Wednesday
Jan142009
AfterNews
- The most hilarious party ever (Fashion meets finance) has been resurrected, and this time with Jim Cramer. What better way to spend an evening than bumping elbows with socially awkward guys; soulless, golddigging b&t girls;and now, the Carrot Top of finance! [Gawker]
- One great side affect of the current financial crisis: establishments are laying off those officiuos bathroom attendants. Now you can use the loo and without being guilted into leaving a tip for...nothing. Spend it on the new recession-priced drinks instead! [Eater]
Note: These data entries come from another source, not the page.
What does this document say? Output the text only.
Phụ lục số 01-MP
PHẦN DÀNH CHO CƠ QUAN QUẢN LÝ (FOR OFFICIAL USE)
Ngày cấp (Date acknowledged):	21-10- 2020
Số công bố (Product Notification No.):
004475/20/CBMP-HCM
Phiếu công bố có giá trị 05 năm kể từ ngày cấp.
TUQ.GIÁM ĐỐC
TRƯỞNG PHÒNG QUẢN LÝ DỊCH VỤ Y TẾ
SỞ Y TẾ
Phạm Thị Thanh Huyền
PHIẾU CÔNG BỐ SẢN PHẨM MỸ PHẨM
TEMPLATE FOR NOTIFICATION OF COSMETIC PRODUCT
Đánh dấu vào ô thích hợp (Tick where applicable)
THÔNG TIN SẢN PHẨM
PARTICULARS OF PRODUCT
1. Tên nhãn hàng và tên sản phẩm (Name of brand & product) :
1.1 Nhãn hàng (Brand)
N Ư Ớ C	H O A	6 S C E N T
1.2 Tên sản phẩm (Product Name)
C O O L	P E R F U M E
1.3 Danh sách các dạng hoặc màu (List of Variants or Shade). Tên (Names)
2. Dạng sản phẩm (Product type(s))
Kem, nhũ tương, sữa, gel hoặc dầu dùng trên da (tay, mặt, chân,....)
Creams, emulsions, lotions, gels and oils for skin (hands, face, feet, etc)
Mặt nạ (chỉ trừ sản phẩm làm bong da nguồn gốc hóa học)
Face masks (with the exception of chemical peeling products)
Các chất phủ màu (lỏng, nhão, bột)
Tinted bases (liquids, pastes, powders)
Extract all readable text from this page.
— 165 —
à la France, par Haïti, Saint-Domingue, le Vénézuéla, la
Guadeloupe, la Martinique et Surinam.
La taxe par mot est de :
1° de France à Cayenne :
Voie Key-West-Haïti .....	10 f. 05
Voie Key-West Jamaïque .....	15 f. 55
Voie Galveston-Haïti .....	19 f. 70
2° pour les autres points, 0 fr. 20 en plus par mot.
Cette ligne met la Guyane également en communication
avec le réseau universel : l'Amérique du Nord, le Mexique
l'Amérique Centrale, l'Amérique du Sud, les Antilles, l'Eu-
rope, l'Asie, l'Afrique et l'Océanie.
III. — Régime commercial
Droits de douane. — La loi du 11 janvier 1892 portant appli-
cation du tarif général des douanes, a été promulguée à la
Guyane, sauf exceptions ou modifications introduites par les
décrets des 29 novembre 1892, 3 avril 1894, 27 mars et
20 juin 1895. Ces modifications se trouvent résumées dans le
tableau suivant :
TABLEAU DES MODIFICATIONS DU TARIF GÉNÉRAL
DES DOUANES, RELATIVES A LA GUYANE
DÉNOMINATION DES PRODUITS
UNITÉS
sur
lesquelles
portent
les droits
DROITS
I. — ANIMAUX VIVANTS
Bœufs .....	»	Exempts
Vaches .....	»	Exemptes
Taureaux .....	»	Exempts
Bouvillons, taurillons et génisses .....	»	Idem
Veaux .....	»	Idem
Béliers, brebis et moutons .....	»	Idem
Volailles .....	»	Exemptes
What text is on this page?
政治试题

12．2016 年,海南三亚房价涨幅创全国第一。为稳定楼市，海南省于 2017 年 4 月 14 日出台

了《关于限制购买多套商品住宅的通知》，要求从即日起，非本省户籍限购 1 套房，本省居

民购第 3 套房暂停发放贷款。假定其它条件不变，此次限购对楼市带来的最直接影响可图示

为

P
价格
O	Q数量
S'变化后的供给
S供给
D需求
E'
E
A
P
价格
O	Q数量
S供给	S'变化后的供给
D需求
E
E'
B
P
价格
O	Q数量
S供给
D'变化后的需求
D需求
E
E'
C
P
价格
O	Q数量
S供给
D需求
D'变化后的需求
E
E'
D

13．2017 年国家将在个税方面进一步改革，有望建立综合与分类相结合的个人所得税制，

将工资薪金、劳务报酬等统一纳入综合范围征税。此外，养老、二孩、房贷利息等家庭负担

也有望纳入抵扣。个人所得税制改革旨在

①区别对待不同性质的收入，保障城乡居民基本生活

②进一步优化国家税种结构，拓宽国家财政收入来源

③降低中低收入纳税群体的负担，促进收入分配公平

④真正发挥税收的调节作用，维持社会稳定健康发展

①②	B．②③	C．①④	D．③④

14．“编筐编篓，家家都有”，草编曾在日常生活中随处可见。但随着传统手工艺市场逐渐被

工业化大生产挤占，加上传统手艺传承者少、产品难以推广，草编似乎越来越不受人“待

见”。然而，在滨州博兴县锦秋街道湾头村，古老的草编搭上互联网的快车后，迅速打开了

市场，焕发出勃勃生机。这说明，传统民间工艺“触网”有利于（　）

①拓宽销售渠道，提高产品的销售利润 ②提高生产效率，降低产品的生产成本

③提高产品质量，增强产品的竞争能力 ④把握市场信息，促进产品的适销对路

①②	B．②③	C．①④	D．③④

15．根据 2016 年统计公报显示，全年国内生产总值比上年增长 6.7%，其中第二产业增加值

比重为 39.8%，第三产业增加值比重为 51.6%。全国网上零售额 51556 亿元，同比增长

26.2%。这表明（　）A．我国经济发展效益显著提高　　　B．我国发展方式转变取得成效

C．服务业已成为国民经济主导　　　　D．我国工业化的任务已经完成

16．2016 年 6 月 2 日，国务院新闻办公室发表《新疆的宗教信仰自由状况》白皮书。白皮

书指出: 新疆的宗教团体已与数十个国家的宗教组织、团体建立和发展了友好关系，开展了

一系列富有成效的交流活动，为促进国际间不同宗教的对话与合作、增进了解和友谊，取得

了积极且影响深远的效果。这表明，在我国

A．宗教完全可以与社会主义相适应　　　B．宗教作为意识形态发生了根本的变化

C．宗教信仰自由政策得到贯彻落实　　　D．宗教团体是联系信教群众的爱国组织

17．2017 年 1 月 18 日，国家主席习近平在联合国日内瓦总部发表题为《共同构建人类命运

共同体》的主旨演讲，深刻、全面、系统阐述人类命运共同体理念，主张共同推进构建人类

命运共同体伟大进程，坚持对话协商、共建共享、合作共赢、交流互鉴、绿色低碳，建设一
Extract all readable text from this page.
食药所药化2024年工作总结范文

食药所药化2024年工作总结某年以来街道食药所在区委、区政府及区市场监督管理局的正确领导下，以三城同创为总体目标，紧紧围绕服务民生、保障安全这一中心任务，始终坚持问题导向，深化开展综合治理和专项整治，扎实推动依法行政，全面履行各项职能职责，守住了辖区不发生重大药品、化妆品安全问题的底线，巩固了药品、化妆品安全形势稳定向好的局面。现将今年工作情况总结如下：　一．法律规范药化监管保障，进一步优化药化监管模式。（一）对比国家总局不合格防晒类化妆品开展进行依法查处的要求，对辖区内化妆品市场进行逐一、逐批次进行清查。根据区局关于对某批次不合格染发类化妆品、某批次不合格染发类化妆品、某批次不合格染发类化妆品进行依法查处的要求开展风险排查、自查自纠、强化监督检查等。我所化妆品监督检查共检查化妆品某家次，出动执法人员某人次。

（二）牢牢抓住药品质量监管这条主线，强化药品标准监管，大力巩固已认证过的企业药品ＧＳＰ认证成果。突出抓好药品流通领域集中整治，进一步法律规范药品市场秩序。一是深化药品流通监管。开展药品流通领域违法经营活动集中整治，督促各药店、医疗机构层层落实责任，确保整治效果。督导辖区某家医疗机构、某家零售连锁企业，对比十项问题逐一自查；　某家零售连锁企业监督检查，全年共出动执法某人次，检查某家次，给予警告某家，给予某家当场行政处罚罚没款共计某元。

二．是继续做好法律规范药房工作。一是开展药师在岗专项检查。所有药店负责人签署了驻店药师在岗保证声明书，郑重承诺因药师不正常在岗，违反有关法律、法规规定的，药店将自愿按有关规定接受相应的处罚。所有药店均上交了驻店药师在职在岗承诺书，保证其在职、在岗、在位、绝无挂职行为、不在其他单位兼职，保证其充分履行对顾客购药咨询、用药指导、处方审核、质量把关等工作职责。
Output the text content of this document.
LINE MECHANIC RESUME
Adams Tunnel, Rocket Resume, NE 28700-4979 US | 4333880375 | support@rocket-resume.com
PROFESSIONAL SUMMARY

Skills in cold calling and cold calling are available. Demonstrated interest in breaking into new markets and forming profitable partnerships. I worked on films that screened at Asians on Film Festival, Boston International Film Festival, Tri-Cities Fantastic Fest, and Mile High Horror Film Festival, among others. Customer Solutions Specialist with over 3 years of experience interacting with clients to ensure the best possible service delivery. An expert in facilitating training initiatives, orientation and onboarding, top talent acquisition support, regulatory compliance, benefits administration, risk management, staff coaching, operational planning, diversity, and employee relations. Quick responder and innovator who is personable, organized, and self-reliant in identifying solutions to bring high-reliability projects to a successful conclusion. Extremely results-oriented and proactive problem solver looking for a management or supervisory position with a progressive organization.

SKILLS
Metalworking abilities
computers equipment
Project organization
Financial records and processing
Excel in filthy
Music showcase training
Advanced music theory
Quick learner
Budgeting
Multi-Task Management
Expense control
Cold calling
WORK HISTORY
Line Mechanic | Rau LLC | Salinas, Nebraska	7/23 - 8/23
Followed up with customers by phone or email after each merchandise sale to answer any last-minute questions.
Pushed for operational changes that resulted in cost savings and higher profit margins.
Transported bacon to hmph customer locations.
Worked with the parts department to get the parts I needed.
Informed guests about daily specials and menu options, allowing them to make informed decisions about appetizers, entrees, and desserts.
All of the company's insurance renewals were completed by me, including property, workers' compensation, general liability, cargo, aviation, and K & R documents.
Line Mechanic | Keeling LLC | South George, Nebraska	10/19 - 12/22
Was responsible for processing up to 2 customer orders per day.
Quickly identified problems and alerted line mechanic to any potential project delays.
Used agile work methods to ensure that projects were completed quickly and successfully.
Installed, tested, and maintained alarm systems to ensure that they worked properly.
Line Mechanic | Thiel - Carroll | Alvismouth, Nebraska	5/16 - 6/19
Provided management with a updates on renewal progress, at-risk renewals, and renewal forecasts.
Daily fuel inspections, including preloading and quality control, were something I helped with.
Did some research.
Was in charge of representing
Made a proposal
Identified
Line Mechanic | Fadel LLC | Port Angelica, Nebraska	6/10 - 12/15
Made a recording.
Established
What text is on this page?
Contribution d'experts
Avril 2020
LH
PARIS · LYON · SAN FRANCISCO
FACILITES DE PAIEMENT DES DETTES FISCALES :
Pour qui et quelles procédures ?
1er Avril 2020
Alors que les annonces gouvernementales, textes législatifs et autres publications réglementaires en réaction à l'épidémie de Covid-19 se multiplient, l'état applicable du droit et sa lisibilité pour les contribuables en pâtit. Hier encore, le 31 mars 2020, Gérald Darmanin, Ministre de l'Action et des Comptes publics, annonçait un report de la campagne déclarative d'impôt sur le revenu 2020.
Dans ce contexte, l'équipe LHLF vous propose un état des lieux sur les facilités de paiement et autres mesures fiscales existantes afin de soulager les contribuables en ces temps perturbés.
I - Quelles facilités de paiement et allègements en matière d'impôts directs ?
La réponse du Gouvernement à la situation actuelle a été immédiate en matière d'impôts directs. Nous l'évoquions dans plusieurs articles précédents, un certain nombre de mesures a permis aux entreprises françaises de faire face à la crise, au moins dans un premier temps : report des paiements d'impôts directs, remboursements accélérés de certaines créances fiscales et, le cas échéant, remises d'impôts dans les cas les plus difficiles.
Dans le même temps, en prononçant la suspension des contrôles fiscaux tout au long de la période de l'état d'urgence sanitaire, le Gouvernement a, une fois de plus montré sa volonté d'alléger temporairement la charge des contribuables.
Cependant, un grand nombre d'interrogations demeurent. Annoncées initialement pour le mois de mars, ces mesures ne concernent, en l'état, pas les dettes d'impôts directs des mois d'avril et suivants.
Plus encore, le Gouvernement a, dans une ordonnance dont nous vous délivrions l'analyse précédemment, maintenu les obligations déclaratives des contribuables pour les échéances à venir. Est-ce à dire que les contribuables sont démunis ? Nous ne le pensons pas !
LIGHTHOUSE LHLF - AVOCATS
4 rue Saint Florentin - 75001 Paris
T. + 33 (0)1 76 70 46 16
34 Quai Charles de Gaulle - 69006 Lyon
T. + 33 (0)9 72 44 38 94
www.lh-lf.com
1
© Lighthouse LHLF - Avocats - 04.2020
- We aren't the only ones excited about Tuesday - Hennessey is making 180,000 of limited edition bottles to commemorate Obama [Grub Street]



Roundup!
Reader Comments (6)
Away with the bathroom attendants!
oh whatever.
i can assure you the busboys are going to be none too pleased to take over the new responsibility of cleaning the bathrooms (with absolutely no increase in salary).
the result? dirtier bathrooms. hooray.
and-- the reason establishments allow bathroom attendants to "badger" patrons for a "guilted tip" in the first place? THEY DON'T WANT TO PAY A SALARY FOR THE SERVICE.
yah.
nice.
"leaving a tip for...nothing"
oh really?
i'd like to see you go wipe up the toilet seat every time some uppity pig splashes urine (or worse) all over the fucking place.
it's A DOLLAR. and it's not even mandatory.
geezus.
Have to disagree with you on this one. Bathrooms without attendants are usually nasty; I'm happy to pay a buck to keep it civilized.